Question: In sum(), what would happen if we called future.get() inside the first loop immediately after starting each thread, instead of using a second, separate loop to aggregate the results?


4. The Rules: What to Do and What to Avoid

Creating a new Thread for every task is feasible for a small, fixed number of threads, but it does not scale well to thousands of tasks.

DO

Divide work into coarse-grained chunks. Calculate the number of available CPU cores and divide your data into exactly that many slices to maximize throughput.

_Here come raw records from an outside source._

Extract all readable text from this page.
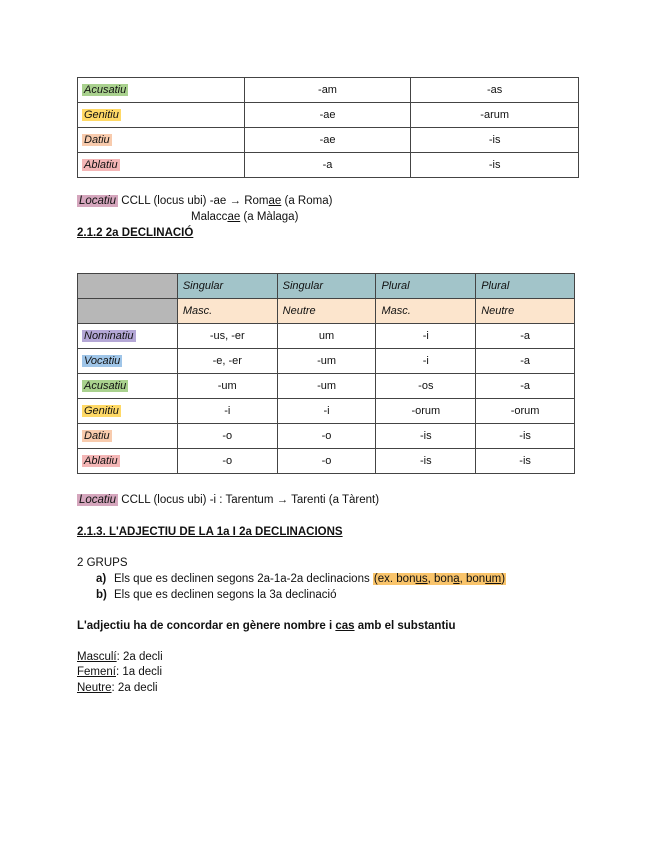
Acusatiu	-am	-as
Genitiu	-ae	-arum
Datiu	-ae	-is
Ablatiu	-a	-is
Locatiu CCLL (locus ubi) -ae → Romae (a Roma)
Malaccae (a Màlaga)
2.1.2 2a DECLINACIÓ
	Singular	Singular	Plural	Plural
	Masc.	Neutre	Masc.	Neutre
Nominatiu	-us, -er	um	-i	-a
Vocatiu	-e, -er	-um	-i	-a
Acusatiu	-um	-um	-os	-a
Genitiu	-i	-i	-orum	-orum
Datiu	-o	-o	-is	-is
Ablatiu	-o	-o	-is	-is
Locatiu CCLL (locus ubi) -i : Tarentum → Tarenti (a Tàrent)
2.1.3. L'ADJECTIU DE LA 1a I 2a DECLINACIONS
2 GRUPS
a) Els que es declinen segons 2a-1a-2a declinacions (ex. bonus, bona, bonum)
b) Els que es declinen segons la 3a declinació
L'adjectiu ha de concordar en gènere nombre i cas amb el substantiu
Masculí: 2a decli
Femení: 1a decli
Neutre: 2a decli
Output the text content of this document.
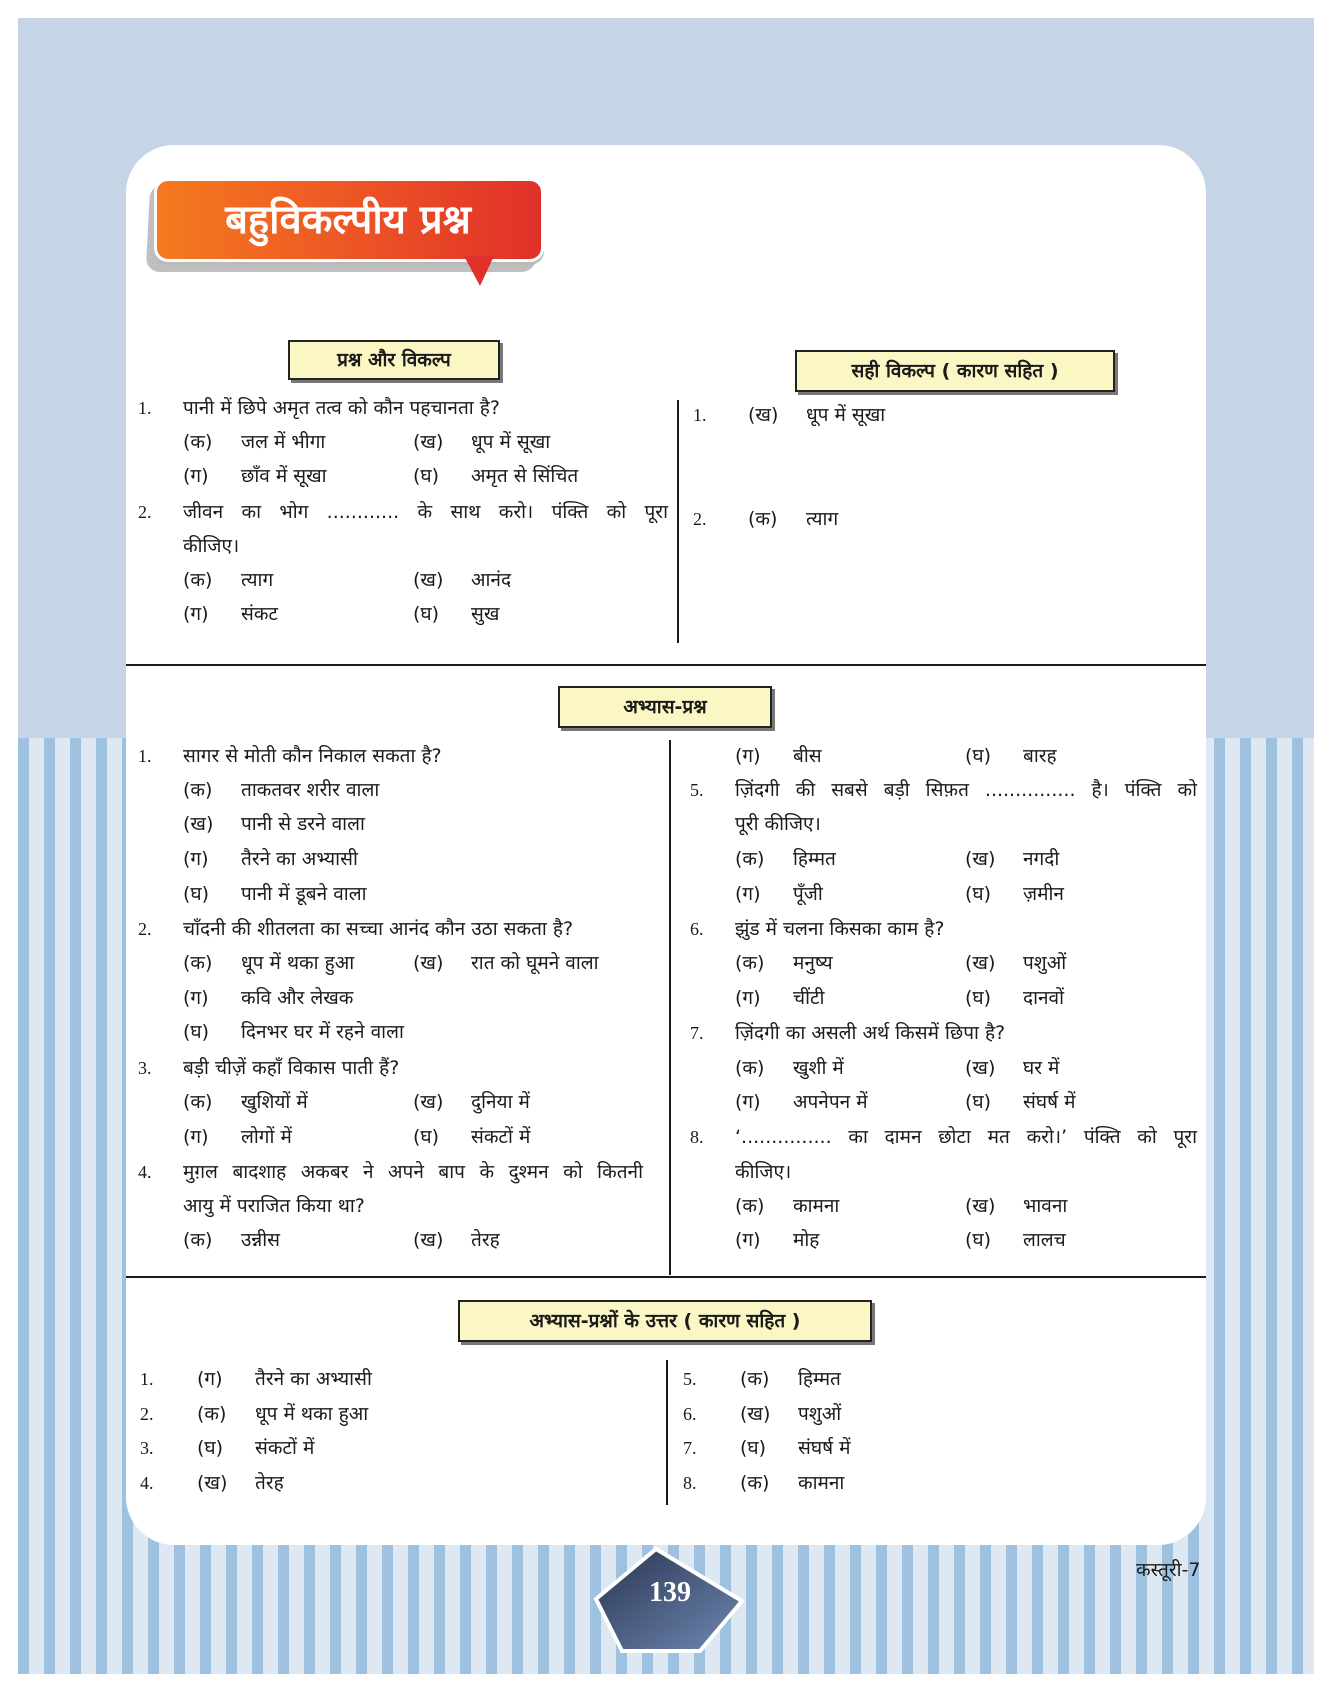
बहुविकल्पीय प्रश्न
प्रश्न और विकल्प	सही विकल्प ( कारण सहित )
1. पानी में छिपे अमृत तत्व को कौन पहचानता है?
(क) जल में भीगा	(ख) धूप में सूखा
(ग) छाँव में सूखा	(घ) अमृत से सिंचित
2. जीवन का भोग ............ के साथ करो। पंक्ति को पूरा
कीजिए।
(क) त्याग	(ख) आनंद
(ग) संकट	(घ) सुख
1. (ख) धूप में सूखा
2. (क) त्याग
अभ्यास-प्रश्न
1. सागर से मोती कौन निकाल सकता है?
(क) ताकतवर शरीर वाला
(ख) पानी से डरने वाला
(ग) तैरने का अभ्यासी
(घ) पानी में डूबने वाला
2. चाँदनी की शीतलता का सच्चा आनंद कौन उठा सकता है?
(क) धूप में थका हुआ	(ख) रात को घूमने वाला
(ग) कवि और लेखक
(घ) दिनभर घर में रहने वाला
3. बड़ी चीज़ें कहाँ विकास पाती हैं?
(क) खुशियों में	(ख) दुनिया में
(ग) लोगों में	(घ) संकटों में
4. मुग़ल बादशाह अकबर ने अपने बाप के दुश्मन को कितनी
आयु में पराजित किया था?
(क) उन्नीस	(ख) तेरह
(ग) बीस	(घ) बारह
5. ज़िंदगी की सबसे बड़ी सिफ़त ............... है। पंक्ति को
पूरी कीजिए।
(क) हिम्मत	(ख) नगदी
(ग) पूँजी	(घ) ज़मीन
6. झुंड में चलना किसका काम है?
(क) मनुष्य	(ख) पशुओं
(ग) चींटी	(घ) दानवों
7. ज़िंदगी का असली अर्थ किसमें छिपा है?
(क) खुशी में	(ख) घर में
(ग) अपनेपन में	(घ) संघर्ष में
8. ‘............... का दामन छोटा मत करो।’ पंक्ति को पूरा
कीजिए।
(क) कामना	(ख) भावना
(ग) मोह	(घ) लालच
अभ्यास-प्रश्नों के उत्तर ( कारण सहित )
1. (ग) तैरने का अभ्यासी
2. (क) धूप में थका हुआ
3. (घ) संकटों में
4. (ख) तेरह
5. (क) हिम्मत
6. (ख) पशुओं
7. (घ) संघर्ष में
8. (क) कामना
139
कस्तूरी-7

Start all threads before waiting on any of them. Always use two separate loops when managing multiple threads manually: one to spawn and .start() all of them, and a second loop to .get() their results.

DON’T

Don’t create a new Thread for every tiny task. Threads have significant overhead. Each thread requires a dedicated memory stack (typically 1MB), and spawning thousands can quickly consume all available RAM or hit OS thread limits (OutOfMemoryError).

Don’t exceed the number of physical cores. If the number of threads greatly exceeds the number of physical CPU cores, the CPU spends excessive time swapping threads in and out of execution (“context switching”) rather than performing useful work.


Summary

  • Threads allow for parallel execution, but manual management carries significant overhead.
  • Callable<V> defines a task that returns a value of type V.
  • FutureTask<V> acts as a placeholder for the result and can be executed by a Thread.
  • task.get() retrieves the result and blocks the current thread until the result is available.
  • Avoid spawning too many threads. Prefer a small, fixed number of threads to avoid resource exhaustion and context-switching overhead.

Next Steps

In production code, threads are rarely managed manually. For more robust and efficient thread management, explore these frameworks:

  • ExecutorService: The standard API for managing reusable thread pools.
  • ForkJoinPool: A specialized pool optimized for recursive, divide-and-conquer algorithms.